Mr. Dymond: I recently saw your comment about the Capitol Theatre in St. Catharines. It would be interesting to talk to a person of your obvious theatre knowledge more personally. Your name sounds very familliar. I worked for Famous from the early 70’s untill 1985 both in Hamilton and St. Catharines. I remember Mr. Mitchell very well from those years.I can be reached at

DavidDymond
DavidDymond on July 15, 2013 at 9:06 am

Les Mitchell ran the old Capitol in St Catharines and did not like Roy Miller. I can’t print what Mitchell said about him!!

DavidDymond
DavidDymond on July 15, 2013 at 9:08 am

Brock King I am on Facebook friend me and we can talk, I look forward to this. I will try and reach you by email, but I am just learning how to do it!!

DavidDymond
DavidDymond on July 15, 2013 at 9:10 am

Chuck Famous Players Publicity was respected throughout North America and they certainly would be decent enough to share some of their art work with other chains, both within the Paramount Theatre Associates group and other chains. Other chains include Loew’s, General Cinemas — associated chains include ABC , etc.

DavidDymond
DavidDymond on July 15, 2013 at 9:11 am

Famous Players Canadian Corporation was the Canadian arm of Paramount-Publix Theatres, the largest and greatest chain of them of all, proudly built by Adolph Zukor, Paramount founder!!

DavidDymond
DavidDymond on July 15, 2013 at 7:47 pm

I know Russ Bovin was a great showman and Loew’s operated some great theatres.

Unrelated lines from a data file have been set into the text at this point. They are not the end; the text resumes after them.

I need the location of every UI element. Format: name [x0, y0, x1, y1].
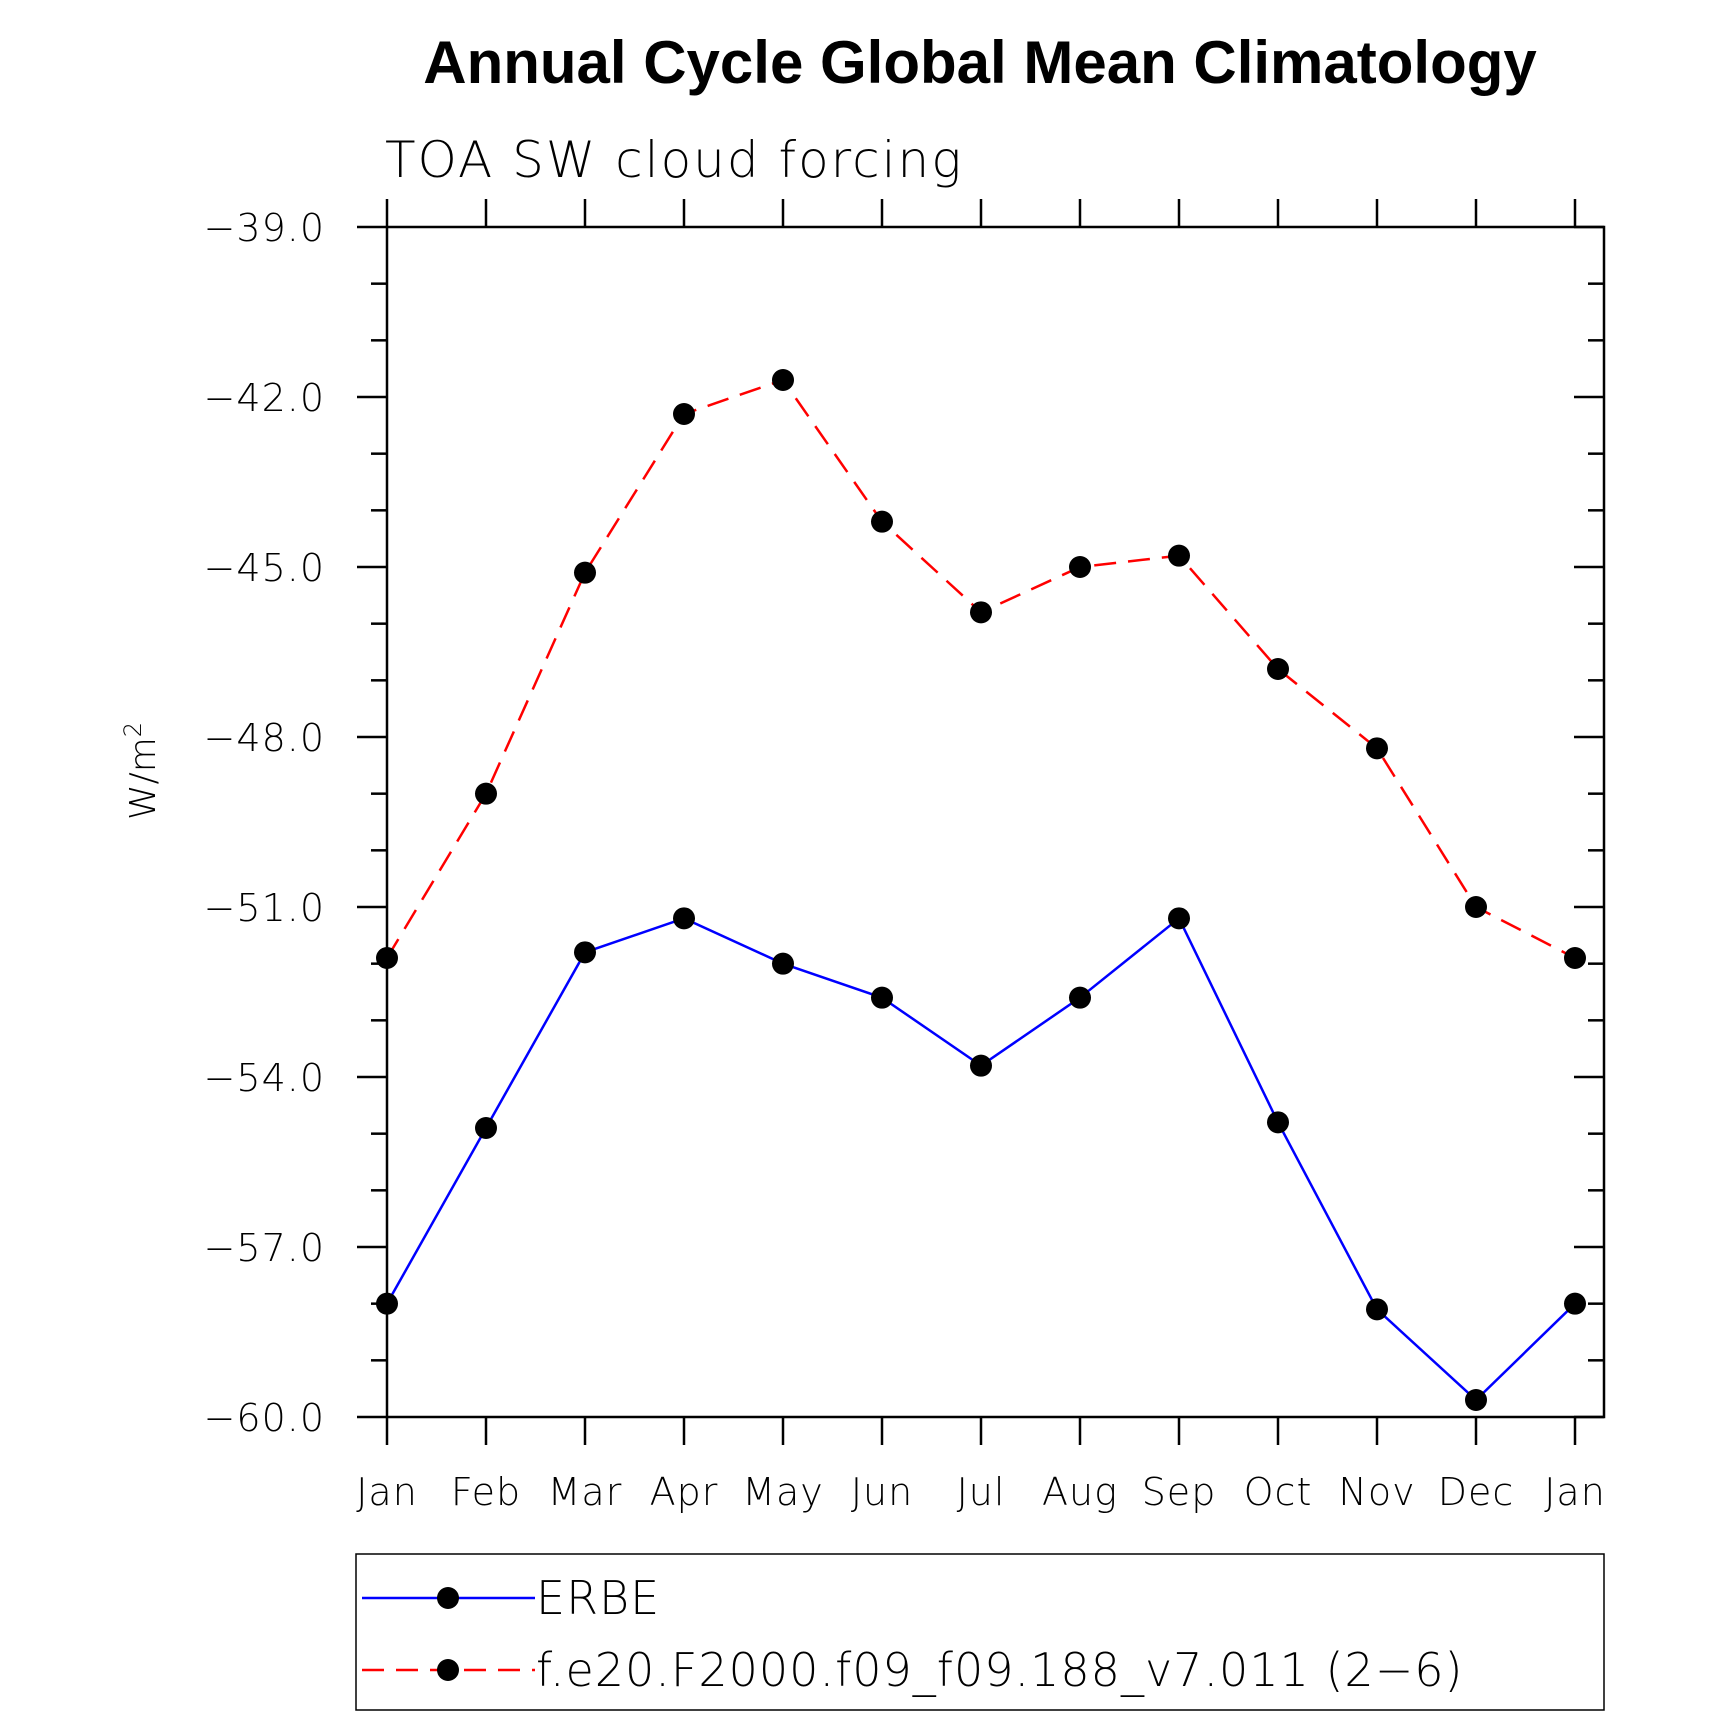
x-tick-label: Dec	[1438, 1470, 1515, 1514]
chart-subtitle: TOA SW cloud forcing	[385, 131, 963, 189]
legend: ERBE f.e20.F2000.f09_f09.188_v7.011 (2−6)	[362, 1571, 1463, 1697]
y-tick-label: −45.0	[204, 546, 325, 590]
legend-entry-1: f.e20.F2000.f09_f09.188_v7.011 (2−6)	[362, 1643, 1463, 1697]
x-axis-tick-labels: Jan Feb Mar Apr May Jun Jul Aug Sep Oct Nov Dec Jan	[356, 1470, 1606, 1514]
data-point	[970, 1054, 992, 1077]
data-point	[1465, 896, 1487, 918]
data-point	[1564, 1292, 1586, 1315]
data-point	[574, 941, 596, 964]
data-point	[376, 1292, 398, 1315]
data-point	[574, 561, 596, 584]
series-layer	[376, 369, 1586, 1411]
y-tick-label: −57.0	[204, 1226, 325, 1270]
data-point	[1267, 1111, 1289, 1134]
x-tick-label: Nov	[1338, 1470, 1415, 1514]
y-axis-tick-labels: −60.0 −57.0 −54.0 −51.0 −48.0 −45.0 −42.0 −39.0	[204, 206, 325, 1440]
data-point	[1366, 737, 1388, 760]
data-point	[1069, 986, 1091, 1009]
series-line	[385, 916, 1576, 1402]
plot-frame	[385, 225, 1606, 1419]
data-point	[772, 952, 794, 975]
legend-entry-0: ERBE	[362, 1571, 660, 1625]
y-tick-label: −54.0	[204, 1056, 325, 1100]
y-tick-label: −60.0	[204, 1396, 325, 1440]
legend-label: ERBE	[536, 1571, 660, 1625]
data-point	[1168, 544, 1190, 567]
y-tick-label: −42.0	[204, 376, 325, 420]
data-point	[475, 1117, 497, 1139]
axis-ticks	[357, 199, 1604, 1445]
data-point	[772, 369, 794, 391]
data-point	[673, 907, 695, 930]
series-line	[385, 378, 1576, 960]
series-0	[376, 907, 1586, 1411]
legend-box	[355, 1553, 1605, 1711]
data-point	[970, 601, 992, 624]
data-point	[871, 986, 893, 1009]
x-tick-label: Jan	[1544, 1470, 1606, 1514]
data-point	[673, 403, 695, 425]
data-point	[1069, 556, 1091, 578]
data-point	[475, 782, 497, 805]
series-1	[376, 369, 1586, 969]
legend-marker	[437, 1587, 459, 1609]
legend-marker	[437, 1659, 459, 1681]
y-axis-label-superscript: 2	[119, 722, 147, 737]
data-point	[1465, 1389, 1487, 1411]
x-tick-label: Sep	[1142, 1470, 1217, 1514]
data-point	[1267, 658, 1289, 680]
data-point	[376, 947, 398, 969]
x-tick-label: Oct	[1244, 1470, 1313, 1514]
data-point	[1168, 907, 1190, 930]
x-tick-label: May	[742, 1470, 824, 1514]
y-tick-label: −48.0	[204, 716, 325, 760]
chart-title: Annual Cycle Global Mean Climatology	[423, 29, 1537, 96]
x-tick-label: Aug	[1042, 1470, 1118, 1514]
y-axis-label-text: W/m	[123, 737, 164, 820]
legend-label: f.e20.F2000.f09_f09.188_v7.011 (2−6)	[536, 1643, 1463, 1697]
x-tick-label: Jan	[356, 1470, 418, 1514]
data-point	[871, 510, 893, 533]
y-tick-label: −51.0	[204, 886, 325, 930]
data-point	[1366, 1298, 1388, 1321]
x-tick-label: Jul	[957, 1470, 1006, 1514]
x-tick-label: Mar	[548, 1470, 623, 1514]
x-tick-label: Jun	[851, 1470, 913, 1514]
x-tick-label: Feb	[451, 1470, 521, 1514]
y-tick-label: −39.0	[204, 206, 325, 250]
data-point	[1564, 947, 1586, 969]
x-tick-label: Apr	[650, 1470, 719, 1514]
y-axis-label: W/m2	[119, 722, 164, 820]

We had two right in Toronto, AND that artwork would have been passed to the local Loew’s managers and then down to your home office. By the way The Loew’s Uptown Theatre in Toronto was pooled with Famous Players Canadian Corporation and booked by Famous Players. The profits were split in equal shares. The reason is because Loew’s had only two theatres in Toronto, and Famous Players had all the rest which isn’t exactly a strong position to be in. The Loew’s Yonge Street Theatre at 189 Yonge showed all the great MGM classics in Toronto, while Famous Players showed all the MGM product across the country. Maybe you can understand how Loew’s got ahold of some Famous Players advertising material.

DavidDymond
DavidDymond on July 15, 2013 at 7:50 pm

Loew’s and Shea’s in Toronto were operating partners of Famous Players Canadian Corporation. When the contracts for the theatre partnership were signed each of the parties agreed that if Famous Players so desired, they had the right to close any of the theatres at any time. Chuck, that is real power I hope you understand that!!